Following hard on the heels of your editorial 'United we stand?' (see [2007] Gazette, 16 August, 12) came the government's announcement that home information packs (HIPs) will be rolled out to include three-bedroom properties from 10 September. Make no mistake, this represents the biggest threat to solicitors retaining their share of the conveyancing market that the legal profession has ever seen.


It is all very well saying on the front page of the Gazette that we should 'collaborate with local estate agents to put together an information pack to assist clients', but that is akin to sleeping with the enemy. It is the estate agents who are now gunning for our conveyancing business and your editorial is quite right in advocating looking to Scotland to see how we should now be marketing our conveyancing services in tandem with selling houses.



The really big plus-factor for solicitors in the present marketplace, if we accept that HIPs are here to stay, is that again for the first time in my professional life we actually have the opportunity to get to the clients first before the estate agents and other intermediaries. If we collectively as lawyers work together to promote the fact that, when all is said and done, the HIP is a legal document and as such it can only properly be prepared by a lawyer, then we have a chance to save our conveyancing practices.



If the estate agents and HIP providers win that battle, then we lose the war, because our conveyancing clients are already being sold by estate agents to other solicitors and conveyancers in exactly the same way as the claim farmers have been selling personal injury clients. As a consequence, conveyancing fees will be driven down by the agents and intermediaries playing us off against each other to, in the words of Yvette Cooper, 'get a better deal for the consumer'. All very well, Yvette, but according to the Sunday Times, in the last ten years the average stamp duty levy on each property has increased tenfold, estate agency fees have almost trebled but lawyers fees have dropped on average by 20%.

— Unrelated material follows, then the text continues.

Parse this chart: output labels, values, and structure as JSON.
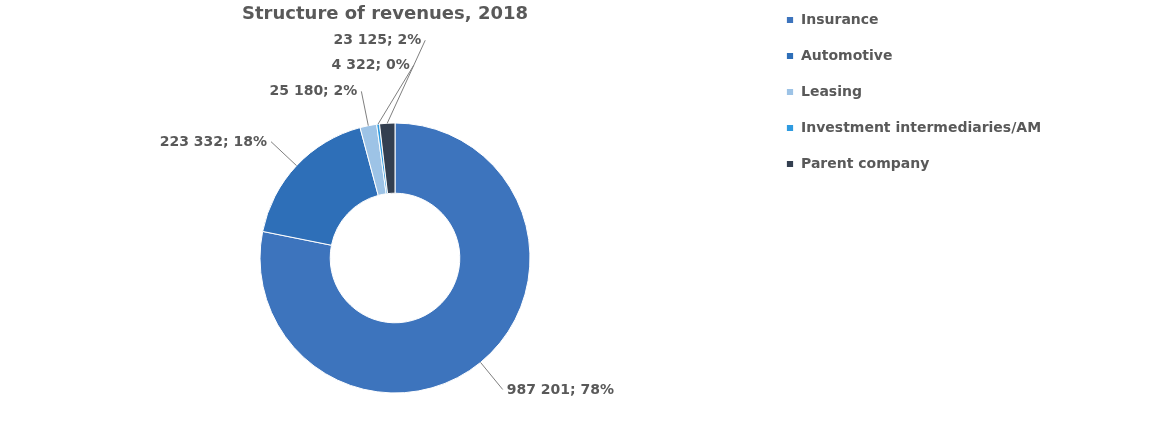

It's a slippery slope that will lead to ruin for many high street conveyancers unless, as a profession, we act now collectively both to corner the HIP market and start to sell houses direct. Give it five years and estate agents will control the conveyancing market on house sales unless we partner with them or do it ourselves. It has happened in Denmark, and if HIPs are here to stay, then for sure it will be replicated here.



In the same way that our criminal practices have been decimated by the government's disgraceful policies on legal aid, our conveyancing work is now going the same way unless we act now to stop the rot. In the words of Roy Keane, 'fail to prepare and prepare to fail'.